A “horrible, terrible, not good enough” start has condemned Sam Gaze to sixth place in the men’s mountain bike cross-country race on Elancourt Hill.
The Commonwealth champion was left heartbroken after once more suffering misfortune at the Olympic level, having failed to finish at Rio 2016 following repeated mechanical issues.
Eight years later — after missing selection for Tokyo — Gaze was on this occasion able to recover from losing a lottery in the opening metres of the race. But on a difficult course in searing heat, he didn’t have the legs to complete a comeback.
Gaze trailed by 19 seconds after the first of eight laps, stuck in 16th as defending champion Tom Pidcock started to stretch the field. The Kiwi gradually worked his way inside the top 10, and after Pidcock sustained a puncture on the fourth lap, a minor medal seemed within reach.
But as the Brit unleashed a lightning-quick revival and rode back to the front of the field, Gaze found himself unable to follow.
Pidcock would eventually take gold amid a chorus of boos from home fans — upset with the favourite’s final-lap attack that cut off French silver medallist Victor Koretzky — while Gaze was forced to settle for sixth, 1m 30s off bronze.

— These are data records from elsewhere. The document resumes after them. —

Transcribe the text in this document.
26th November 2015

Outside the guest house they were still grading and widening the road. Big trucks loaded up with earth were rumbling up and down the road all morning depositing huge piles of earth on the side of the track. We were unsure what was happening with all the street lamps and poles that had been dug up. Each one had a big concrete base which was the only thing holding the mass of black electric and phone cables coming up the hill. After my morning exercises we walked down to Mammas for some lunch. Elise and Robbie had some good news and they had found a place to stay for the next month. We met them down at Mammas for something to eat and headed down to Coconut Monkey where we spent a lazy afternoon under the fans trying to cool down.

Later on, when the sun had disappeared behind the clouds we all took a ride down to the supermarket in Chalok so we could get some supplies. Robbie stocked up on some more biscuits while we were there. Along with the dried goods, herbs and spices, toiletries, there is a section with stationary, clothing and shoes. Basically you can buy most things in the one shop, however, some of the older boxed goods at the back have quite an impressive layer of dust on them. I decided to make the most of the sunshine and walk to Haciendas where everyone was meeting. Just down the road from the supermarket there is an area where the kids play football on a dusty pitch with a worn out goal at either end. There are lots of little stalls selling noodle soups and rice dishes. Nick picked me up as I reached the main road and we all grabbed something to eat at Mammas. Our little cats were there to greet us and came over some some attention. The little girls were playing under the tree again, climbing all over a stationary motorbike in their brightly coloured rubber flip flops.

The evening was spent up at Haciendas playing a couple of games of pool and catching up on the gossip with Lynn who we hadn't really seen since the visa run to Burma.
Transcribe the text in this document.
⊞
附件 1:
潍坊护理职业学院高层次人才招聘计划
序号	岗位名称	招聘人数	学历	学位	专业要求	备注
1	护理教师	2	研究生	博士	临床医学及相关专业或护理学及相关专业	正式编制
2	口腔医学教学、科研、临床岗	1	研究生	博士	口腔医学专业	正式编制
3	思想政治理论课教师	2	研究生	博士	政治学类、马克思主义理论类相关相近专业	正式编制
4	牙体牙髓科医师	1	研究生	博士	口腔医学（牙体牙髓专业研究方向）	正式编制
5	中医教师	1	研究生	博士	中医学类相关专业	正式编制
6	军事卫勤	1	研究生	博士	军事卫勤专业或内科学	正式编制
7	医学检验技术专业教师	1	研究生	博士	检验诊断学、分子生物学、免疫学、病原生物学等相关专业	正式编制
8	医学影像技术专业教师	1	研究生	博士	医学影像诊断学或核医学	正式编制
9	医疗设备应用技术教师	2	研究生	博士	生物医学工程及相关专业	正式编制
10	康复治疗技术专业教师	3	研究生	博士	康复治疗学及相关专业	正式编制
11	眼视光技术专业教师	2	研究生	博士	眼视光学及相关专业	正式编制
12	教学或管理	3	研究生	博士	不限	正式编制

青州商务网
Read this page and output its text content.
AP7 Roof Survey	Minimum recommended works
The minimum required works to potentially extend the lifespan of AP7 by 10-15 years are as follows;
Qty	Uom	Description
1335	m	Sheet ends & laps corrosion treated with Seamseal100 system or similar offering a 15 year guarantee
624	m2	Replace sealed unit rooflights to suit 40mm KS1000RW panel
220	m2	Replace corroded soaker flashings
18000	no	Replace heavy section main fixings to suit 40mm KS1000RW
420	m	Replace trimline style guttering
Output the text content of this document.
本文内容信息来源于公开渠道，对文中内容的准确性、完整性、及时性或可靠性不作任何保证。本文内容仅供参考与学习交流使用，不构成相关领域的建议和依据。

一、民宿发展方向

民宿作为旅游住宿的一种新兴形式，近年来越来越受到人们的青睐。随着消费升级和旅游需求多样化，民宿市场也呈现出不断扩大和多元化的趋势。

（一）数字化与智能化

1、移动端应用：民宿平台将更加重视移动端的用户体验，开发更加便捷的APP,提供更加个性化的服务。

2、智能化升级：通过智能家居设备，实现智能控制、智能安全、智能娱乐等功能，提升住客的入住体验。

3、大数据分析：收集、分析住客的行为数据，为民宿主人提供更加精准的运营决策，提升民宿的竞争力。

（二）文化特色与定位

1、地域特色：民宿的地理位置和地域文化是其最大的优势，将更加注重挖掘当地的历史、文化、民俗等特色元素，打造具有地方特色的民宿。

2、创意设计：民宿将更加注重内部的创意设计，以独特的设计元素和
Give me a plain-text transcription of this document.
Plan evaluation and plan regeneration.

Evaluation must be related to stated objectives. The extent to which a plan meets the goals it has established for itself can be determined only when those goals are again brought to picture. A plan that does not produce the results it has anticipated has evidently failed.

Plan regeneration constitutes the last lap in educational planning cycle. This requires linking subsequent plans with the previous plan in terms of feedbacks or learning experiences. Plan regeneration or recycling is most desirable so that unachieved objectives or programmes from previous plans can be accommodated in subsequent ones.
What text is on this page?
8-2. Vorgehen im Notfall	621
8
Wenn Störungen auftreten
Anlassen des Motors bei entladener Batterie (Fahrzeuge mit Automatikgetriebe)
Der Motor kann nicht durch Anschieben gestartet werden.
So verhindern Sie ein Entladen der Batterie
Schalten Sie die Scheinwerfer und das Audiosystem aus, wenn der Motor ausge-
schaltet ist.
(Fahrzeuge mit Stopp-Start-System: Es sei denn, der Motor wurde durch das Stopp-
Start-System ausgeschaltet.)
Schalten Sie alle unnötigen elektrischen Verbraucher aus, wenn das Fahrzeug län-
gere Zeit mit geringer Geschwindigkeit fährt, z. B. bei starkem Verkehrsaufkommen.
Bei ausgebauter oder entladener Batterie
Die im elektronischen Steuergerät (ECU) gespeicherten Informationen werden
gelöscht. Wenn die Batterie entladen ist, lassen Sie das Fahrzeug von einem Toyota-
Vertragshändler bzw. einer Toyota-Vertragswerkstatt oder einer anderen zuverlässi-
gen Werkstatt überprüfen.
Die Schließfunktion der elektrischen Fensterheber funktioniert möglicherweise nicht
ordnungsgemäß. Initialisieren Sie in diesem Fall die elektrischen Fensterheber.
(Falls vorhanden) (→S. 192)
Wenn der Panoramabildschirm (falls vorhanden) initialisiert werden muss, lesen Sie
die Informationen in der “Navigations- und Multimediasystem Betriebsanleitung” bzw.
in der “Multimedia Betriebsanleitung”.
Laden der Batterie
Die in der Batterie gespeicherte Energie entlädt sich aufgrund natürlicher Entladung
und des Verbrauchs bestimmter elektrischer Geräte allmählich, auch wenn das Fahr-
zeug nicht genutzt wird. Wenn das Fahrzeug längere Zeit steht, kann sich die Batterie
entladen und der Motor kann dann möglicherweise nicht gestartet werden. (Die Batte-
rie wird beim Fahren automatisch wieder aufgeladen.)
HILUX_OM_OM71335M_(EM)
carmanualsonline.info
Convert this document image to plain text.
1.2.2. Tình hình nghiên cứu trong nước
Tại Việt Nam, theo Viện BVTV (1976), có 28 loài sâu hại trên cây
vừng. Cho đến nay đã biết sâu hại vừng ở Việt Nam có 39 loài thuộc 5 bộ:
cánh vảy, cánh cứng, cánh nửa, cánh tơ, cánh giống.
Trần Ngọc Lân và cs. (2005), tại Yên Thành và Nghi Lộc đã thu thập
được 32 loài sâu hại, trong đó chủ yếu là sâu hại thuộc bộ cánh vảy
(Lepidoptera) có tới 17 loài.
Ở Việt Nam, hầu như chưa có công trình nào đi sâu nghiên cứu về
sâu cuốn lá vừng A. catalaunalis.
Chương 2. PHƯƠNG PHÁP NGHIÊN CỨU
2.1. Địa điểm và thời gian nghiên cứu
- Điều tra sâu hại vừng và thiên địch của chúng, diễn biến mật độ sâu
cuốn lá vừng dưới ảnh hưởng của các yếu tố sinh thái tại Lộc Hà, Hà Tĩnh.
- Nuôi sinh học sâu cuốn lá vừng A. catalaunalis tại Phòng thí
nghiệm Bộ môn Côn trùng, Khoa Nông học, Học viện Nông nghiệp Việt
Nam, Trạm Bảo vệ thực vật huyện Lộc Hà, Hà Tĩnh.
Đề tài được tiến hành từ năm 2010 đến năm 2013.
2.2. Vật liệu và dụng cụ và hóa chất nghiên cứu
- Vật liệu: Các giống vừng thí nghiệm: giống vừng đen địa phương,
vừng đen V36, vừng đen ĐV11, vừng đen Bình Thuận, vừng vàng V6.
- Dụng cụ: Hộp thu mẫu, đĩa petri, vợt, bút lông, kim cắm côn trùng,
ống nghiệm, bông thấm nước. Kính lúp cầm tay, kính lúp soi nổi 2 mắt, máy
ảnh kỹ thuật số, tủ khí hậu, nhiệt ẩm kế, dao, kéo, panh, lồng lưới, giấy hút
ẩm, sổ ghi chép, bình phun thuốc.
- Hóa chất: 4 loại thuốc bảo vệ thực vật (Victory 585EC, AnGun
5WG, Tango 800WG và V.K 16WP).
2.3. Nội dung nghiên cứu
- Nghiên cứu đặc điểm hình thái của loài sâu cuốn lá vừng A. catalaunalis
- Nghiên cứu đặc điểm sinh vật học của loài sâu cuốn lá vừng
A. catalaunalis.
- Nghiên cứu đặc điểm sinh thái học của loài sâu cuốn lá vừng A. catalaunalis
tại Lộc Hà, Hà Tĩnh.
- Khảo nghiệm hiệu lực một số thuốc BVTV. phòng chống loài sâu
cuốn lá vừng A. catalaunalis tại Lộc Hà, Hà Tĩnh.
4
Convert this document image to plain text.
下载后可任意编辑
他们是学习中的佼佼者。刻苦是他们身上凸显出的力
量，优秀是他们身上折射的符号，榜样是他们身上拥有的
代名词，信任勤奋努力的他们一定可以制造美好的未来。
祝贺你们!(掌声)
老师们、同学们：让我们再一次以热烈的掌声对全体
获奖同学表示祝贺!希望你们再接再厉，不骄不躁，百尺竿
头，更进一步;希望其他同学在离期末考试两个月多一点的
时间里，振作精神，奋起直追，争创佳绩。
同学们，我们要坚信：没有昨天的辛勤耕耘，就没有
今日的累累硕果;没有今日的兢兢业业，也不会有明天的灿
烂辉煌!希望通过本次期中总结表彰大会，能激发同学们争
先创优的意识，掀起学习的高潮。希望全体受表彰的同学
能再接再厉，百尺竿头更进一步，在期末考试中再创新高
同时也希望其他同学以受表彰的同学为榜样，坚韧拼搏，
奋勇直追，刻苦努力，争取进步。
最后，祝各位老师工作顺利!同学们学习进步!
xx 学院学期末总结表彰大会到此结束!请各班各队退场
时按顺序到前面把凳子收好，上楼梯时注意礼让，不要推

“I’m quite heartbroken but I did absolutely everything I could,” said Gaze. “At one point I believed a medal was still in reach after my horrible start — it was a terrible, not good enough start.
“But then when I tried to follow [Pidcock] back to [bronze medallist] Alan Hatherly, that was it. I knew I didn’t have it then. That was the moment it was lost.
“What brought me to my knees was not being able to ride the tempo I needed to come back to Alan, and then what killed me was when Pidcock got away.”
With Pidcock and Koretzky setting a rapid pace from the opening lap, Gaze expended too much energy making up ground on a flat and fast course. More hills would have better suited the 28-year-old — as would a different layout in the initial stages of the circuit.
“I just got squeezed,” he said. “It was quite a tricky start with inverted banking — it was just asking for mishaps. You can get really lucky but it was a bit of a raffle and I drew the short straw.
“But I’ve been in that situation a couple of times now where I’ve had an unfortunate start and had to come back, and I believed. I tried to come back as quick as I could, but the start was just ridiculously fast.
“It was super aggressive and punchy, and to be doing that for two or three laps is one thing; to be doing it after an hour and 15 is another thing altogether. A very hard course and I wish I had better legs.”
Gaze could pinpoint nothing in his preparation to explain why he felt short of his physical peak, left to rue his poor luck at this level.
After leading from start to finish two years ago in Birmingham for his second Commonwealth Games gold — a race won in the absence of the versatile Pidcock, busy with professional road commitments — Gaze had hoped this would be his Olympic breakthrough.
“Today was just wanting to complete the circle of it — I had big ambitions,” Gaze said. “One day I’ll have to be happy about it. Obviously it’s not what I came here for.”